Showing posts with label Lisbon. Show all posts
Showing posts with label Lisbon. Show all posts

Tuesday, July 2, 2013

Wayang at the Museu da Marioneta, Lisbon


I was at the Museu da Marioneta, Lisbon's puppet museum, today to see their permanent exhibit. While there was nobody on hand to give a personal tour, the galleries were well laid out and there was a good English-language audio tour on offer. The exhibit charts the course from the traditional puppet traditions of Asia and Africa to European popular puppets (pupi, Guignol, Dom Roberto, Punch etc) to the modern puppets of Portugal (fairground puppets, puppets for education, the revival of Da Silva's puppet operas in the 70s and 80s etc), ending with a room devoted to stop motion animation.

Wayang was represented by three sets of figures - a set of nice old wayang golek purwa puppets from Sunda; a set labelled wayang golek cepak but which looked to me more like wayang thengul figures; a smaller set of wayang kulit purwa from Surakarta displayed in silhouette. The wayang thengul were interesting for me in part because of the Menak Jinggo puppet, which has a head which is a bit gepeng (flat), suggesting the origins of the form in wayang krucil.  (See above.)

More effort could have been made to show that Asian puppet traditions continue to evolve, just as European ones do. But this is in part an artefact of the collecting process. The museum is based in a convent owned by the city but most of the collection is privately owned. The woman working at the desk was kind enough to invite me back for an opening of an exhibition on Thai theatre on Friday. I hope to attend.

Wayang at the Museu Nacional de Etnologia


I am in Lisbon, Portugal now for the EUROSEAS conference, delivering a paper on the beginnings of kethoprak and randai in late colonial Indonesia, and took time yesterday to visit the Museu Nacional de Etnologia, which has a collection of 700+ wayang puppets from Java and Bali.

The museum, which was established in 1965, includes both folk artefacts (mostly farming implements) from rural Portugal collected during the 20th century and objects from former colonies (Indonesia and Brazeil) plus Africa. A permanent display opened in 2012, and includes a large number of puppets from Bali, along with some beautifully displayed puppets and masks from Africa. It is planned that displays in the permanent exhibit will be rotated and that the Balinese puppets will be replaced by a display of Javanese puppets.

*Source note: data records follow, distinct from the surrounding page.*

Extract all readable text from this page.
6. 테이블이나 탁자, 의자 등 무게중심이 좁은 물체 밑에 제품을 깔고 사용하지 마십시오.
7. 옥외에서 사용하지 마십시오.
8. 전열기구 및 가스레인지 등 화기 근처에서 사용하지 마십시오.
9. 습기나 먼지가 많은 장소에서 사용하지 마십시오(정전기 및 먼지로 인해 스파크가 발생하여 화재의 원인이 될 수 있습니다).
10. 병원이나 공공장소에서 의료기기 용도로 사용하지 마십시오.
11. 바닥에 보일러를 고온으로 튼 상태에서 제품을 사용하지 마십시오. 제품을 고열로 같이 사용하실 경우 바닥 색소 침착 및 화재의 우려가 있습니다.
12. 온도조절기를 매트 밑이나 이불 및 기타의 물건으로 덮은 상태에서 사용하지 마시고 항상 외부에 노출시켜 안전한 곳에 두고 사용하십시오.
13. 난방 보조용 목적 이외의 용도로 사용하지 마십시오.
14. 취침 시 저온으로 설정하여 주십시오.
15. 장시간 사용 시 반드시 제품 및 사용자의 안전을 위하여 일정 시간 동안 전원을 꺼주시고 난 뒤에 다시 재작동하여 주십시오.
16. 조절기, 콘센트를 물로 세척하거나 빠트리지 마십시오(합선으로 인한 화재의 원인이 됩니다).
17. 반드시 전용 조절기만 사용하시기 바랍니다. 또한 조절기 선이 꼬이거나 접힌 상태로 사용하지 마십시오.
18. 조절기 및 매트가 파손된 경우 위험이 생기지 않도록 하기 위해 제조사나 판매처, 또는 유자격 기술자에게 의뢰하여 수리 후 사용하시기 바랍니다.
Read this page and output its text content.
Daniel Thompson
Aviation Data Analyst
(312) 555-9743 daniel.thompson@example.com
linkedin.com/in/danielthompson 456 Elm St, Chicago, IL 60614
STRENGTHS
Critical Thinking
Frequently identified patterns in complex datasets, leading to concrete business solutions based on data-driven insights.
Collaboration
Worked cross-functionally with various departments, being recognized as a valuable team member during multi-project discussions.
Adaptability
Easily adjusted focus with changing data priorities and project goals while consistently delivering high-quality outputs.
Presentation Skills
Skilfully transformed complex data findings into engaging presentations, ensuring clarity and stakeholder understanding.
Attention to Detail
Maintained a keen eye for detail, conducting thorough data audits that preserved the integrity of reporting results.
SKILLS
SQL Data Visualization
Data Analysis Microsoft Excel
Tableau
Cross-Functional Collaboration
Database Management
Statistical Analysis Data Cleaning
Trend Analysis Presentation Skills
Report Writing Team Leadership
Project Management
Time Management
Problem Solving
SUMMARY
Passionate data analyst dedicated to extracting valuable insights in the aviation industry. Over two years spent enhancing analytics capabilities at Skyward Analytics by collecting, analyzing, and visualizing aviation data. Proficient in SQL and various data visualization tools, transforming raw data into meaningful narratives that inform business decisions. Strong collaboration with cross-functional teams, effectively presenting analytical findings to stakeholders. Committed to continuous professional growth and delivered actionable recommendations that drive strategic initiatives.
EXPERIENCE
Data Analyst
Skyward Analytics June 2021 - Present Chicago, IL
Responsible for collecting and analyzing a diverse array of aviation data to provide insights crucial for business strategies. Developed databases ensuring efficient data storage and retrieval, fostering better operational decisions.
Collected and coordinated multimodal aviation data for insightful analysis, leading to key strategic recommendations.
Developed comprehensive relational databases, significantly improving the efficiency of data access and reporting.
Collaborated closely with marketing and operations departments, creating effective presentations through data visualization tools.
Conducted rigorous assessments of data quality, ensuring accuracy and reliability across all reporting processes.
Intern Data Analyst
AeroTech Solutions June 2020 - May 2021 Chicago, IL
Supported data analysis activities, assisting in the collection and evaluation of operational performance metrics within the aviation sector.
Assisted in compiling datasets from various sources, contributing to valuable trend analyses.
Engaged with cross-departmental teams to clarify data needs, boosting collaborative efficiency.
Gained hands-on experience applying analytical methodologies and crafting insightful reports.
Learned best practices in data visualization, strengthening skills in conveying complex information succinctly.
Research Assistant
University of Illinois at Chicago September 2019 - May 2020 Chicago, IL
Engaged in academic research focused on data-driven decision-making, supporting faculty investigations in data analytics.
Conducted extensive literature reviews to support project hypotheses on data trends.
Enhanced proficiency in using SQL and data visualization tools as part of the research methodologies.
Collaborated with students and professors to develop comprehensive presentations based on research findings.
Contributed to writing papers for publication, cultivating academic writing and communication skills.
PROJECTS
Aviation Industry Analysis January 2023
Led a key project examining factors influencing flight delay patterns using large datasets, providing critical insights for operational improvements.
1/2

The museum is closed on Mondays but I got a personal tour of the museum by Ana Margarida Penedo, who  in 2012 finished an MA on the museum's collection of Javanese wayang in the department of anthropology of one of Lisbon's universities, and works also as a museum guide.

The bulk of the wayang collection was acquired by Victor Bandeira, a Portuguese art dealer who collected objects for the museum in Indonesia between 1970 and 1972, basing himself mostly in Bali. He purchased a number of sets of puppets during this time, and then worked with a Jakarta-based puppeteer to identify the characters. Unfortunately he did not include the names of the original owners nor did he work with local experts in Java and Bali to identify the puppets. So there are many errors in identification. (For example a kemangmang puppet from Cirebon is identified as Banaspati.)

One group of puppets (possibly a full set) is a wayang kulit purwa set in the Surakarta style. Most of the puppets are in excellent shape, and some have prada paint and Javanese inscriptions on them which indicate they date back to the 18th century. There are a large number of Balinese figures from two villages in southern Bali, some of which are now on permanent display.

I had a closer inspection of the figures from Cirebon. There are three sets of puppets from Cirebon in the museum. One is a large set of wayang kulit purwa figures purchased in Cirebon. This is missing a number of key figures (there is no kayon for example) but is in generally good shape. Some of the figures appear to be quite old, others much more recent. One of the most interesting puppets for me was a Kumbakarna puppet in which he is enveloped from head to feet by monkeys. This puppet can only be used in one scene of one lakon (Kumbakarna Gugur), something quite unusual in my experience. A number of the puppets bear the stamps of makers and owners, and might allow this set to be identified.

There is also a smaller set of purwa figures from Cirebon, about 25 in all, collected in Jakarta and of lesser quality.

Finally there is a set of about 70 wayang golek cepak puppets. The carving of many of these puppets is quite fine, but they have been very roughly painted and poorly costumed. There are a few figures which appear to be diseased -- with garments rent asunder showing spots underneath. I had a play with some of the figures and they are expressive and elegant in their movements, even if some have mismatched arms and are broken internally as well.

I hope to return to the museum at some point for more careful study, and Ana Margarida is planning now a (self-funded) trip to Java and Bali to follow up on her MA research. She has been trying to study Indonesian before she leaves.